I stopped talking and stared at my hands. Cord wasn’t his father. I’d been unfair to him today. I’d seen how it pained him when I shrank back, regarding him as something less than human.
Millie knew what I was thinking. “You should go to him.”
“I’m not sure how I feel. Or how he feels.”
She cocked an eyebrow. “Well, isn’t part of the fun finding out?”
“I don’t know, it might be too soon. Maybe I should just concentrate on me for a while, read a bunch of self-help books, finish my novel, and perhaps befriend some battery operated satisfaction in the absence of the real thing.”
Millie laughed. “Is that what you want?”
“No,” I said with rueful honesty. “What I want is for Cord Gentry to take me apart in ten different ways.”
“Well that sounds more interesting than your first plan.”
“It does,” I said softly, suddenly awash in the steamy vision of Cord’s strong hands insistently exploring every part of me. He wanted to, I was sure of it. Although he might have revised his intentions after the day’s debacle.
“I can’t win with you.”
He’d said that in defeat. Maybe it was true. Or maybe it was never about winning. Maybe it was only about stumbling through the dark until you found someone who just might be a perfect match.
Millie embraced me again. I hugged her back and thanked her for being family, loyal and kind, the only sort that mattered.
I retreated to the bathroom and looked at myself in the mirror. My skin was red and blotchy so I ran a sink full of cold water to bathe my face in. The image in the mirror waited patiently while I inspected it. I had my father’s green McCann eyes and my mother’s chestnut hair. I hadn’t seen either one of them since I’d returned to Arizona. Suddenly it irked me a little, that there was so little connecting us that they were not the ones I chose to run to when I was in trouble. But I had Brayden. And now Millie too. I’d begun to understand something; that if you found even a few people to cling to in this sorry mess of a world then you were terrifically lucky.
Millie was right. I should go to Cord. And I would go to him. I should have done it hours earlier. I didn’t know what would come of it. He might refuse me. He might decide there was too much history, too many complications living between us.

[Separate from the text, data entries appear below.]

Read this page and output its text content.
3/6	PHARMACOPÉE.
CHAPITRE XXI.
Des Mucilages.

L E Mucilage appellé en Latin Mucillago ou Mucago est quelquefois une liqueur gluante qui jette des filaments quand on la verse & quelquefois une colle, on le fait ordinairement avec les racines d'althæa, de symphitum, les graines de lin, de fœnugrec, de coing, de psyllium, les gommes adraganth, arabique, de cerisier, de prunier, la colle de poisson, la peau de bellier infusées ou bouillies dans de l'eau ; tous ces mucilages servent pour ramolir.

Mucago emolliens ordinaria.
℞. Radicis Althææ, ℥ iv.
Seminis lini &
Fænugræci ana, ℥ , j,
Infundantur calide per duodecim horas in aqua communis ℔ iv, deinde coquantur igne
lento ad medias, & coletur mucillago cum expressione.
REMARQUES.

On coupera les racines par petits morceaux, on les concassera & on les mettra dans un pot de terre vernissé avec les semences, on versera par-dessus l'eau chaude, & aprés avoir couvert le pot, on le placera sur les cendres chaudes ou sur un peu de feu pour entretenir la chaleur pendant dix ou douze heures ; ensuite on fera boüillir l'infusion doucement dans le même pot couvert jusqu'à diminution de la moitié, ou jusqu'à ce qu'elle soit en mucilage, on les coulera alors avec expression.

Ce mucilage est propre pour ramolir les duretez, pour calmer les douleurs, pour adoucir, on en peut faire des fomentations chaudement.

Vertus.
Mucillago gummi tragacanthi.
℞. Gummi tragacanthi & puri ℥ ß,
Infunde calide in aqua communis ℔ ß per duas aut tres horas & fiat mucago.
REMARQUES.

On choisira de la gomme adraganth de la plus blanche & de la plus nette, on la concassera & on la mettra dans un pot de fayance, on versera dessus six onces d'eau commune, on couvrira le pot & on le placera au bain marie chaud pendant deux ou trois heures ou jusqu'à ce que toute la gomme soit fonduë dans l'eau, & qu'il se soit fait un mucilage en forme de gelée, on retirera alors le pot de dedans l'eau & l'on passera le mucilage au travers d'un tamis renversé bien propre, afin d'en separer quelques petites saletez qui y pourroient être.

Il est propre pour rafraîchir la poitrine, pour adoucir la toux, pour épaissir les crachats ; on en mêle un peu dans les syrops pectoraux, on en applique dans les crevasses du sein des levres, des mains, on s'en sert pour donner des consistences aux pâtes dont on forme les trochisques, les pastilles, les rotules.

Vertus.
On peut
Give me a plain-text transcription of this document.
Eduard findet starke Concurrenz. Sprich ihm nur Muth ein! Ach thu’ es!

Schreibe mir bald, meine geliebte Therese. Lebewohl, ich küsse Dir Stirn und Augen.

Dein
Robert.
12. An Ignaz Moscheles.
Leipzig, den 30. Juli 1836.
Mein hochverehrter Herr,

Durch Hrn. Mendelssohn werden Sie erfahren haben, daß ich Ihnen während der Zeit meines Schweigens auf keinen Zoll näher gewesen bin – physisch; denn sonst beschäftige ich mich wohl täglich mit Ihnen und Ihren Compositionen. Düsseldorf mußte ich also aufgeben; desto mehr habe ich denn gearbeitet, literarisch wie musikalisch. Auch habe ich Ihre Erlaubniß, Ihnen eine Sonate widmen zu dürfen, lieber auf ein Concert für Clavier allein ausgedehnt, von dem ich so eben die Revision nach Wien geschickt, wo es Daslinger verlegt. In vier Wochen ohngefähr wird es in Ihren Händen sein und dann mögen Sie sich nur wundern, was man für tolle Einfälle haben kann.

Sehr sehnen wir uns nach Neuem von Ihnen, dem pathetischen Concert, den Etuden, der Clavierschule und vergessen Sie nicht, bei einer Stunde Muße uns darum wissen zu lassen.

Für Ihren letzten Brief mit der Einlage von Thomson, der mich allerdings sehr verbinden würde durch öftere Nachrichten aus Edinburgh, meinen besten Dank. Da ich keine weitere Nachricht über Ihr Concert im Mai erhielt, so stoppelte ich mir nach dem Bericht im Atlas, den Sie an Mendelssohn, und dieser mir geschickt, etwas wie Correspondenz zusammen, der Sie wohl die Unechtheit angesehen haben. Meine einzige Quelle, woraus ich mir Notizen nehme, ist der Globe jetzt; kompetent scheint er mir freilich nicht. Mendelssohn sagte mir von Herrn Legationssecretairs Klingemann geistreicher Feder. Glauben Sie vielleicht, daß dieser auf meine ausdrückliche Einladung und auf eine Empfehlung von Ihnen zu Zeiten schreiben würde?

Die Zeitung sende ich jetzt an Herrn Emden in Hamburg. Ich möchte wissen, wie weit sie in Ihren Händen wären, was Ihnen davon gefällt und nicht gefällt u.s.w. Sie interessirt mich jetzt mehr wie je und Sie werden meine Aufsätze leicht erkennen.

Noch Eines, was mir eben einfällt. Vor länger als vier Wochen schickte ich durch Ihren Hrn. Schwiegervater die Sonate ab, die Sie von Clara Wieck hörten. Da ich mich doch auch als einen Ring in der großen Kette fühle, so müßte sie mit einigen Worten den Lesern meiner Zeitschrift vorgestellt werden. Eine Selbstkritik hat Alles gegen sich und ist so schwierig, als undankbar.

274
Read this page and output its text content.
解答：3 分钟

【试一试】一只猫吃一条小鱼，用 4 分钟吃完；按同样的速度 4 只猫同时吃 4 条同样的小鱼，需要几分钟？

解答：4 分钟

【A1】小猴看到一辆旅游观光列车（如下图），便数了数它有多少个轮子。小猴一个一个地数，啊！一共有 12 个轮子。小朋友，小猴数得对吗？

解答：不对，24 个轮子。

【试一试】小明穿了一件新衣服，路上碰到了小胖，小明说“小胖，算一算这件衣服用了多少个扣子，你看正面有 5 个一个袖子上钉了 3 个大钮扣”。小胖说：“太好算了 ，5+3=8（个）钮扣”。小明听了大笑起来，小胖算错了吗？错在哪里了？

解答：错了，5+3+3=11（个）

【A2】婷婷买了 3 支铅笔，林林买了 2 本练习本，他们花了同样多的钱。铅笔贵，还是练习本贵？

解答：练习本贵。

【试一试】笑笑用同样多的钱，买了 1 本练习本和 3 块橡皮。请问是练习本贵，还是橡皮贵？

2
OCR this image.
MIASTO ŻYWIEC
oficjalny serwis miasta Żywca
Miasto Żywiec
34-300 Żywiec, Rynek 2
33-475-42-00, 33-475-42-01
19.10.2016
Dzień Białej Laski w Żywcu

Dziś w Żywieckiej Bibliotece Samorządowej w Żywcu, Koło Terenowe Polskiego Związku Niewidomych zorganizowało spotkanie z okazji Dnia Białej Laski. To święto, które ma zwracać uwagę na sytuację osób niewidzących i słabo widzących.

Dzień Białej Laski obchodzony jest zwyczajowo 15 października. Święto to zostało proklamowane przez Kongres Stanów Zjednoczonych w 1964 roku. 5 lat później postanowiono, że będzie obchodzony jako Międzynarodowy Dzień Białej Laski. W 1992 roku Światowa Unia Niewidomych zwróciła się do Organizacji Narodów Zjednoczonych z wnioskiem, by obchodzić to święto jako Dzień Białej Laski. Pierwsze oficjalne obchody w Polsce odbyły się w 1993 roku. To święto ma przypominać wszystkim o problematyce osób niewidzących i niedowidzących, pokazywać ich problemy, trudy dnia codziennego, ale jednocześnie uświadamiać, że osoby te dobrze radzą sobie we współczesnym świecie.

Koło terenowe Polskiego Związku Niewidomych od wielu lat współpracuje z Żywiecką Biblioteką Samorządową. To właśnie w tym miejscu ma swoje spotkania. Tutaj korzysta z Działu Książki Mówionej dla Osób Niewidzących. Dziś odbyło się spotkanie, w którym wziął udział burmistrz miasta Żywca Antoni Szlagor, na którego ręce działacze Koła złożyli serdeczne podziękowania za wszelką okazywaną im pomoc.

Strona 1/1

If he wanted a good f*ck he could easily find one for far less trouble than I was causing.
I heard Millie quietly talking in the living room and figured she must be speaking to Brayden. The two of them enjoyed a quiet ease with one another. It wouldn’t be like that between me and Cord. There was a volatile electricity between us which fairly screamed for a pounding flesh resolution.
An erotic chill washed over me as I pulled the straps of my dress down, curling my bra over my shoulders. I stared at my body. I wasn’t outrageously stacked or even much above average. My nipples hardened before my eyes as I pictured Cord’s mouth covering them. I shuddered, closing my eyes and grabbing onto the edge of the sink. The time he’d taken my virginity on the floor of my father’s garage, he’d shown a trace of conscience, although it was only later that I recognized it for what it was.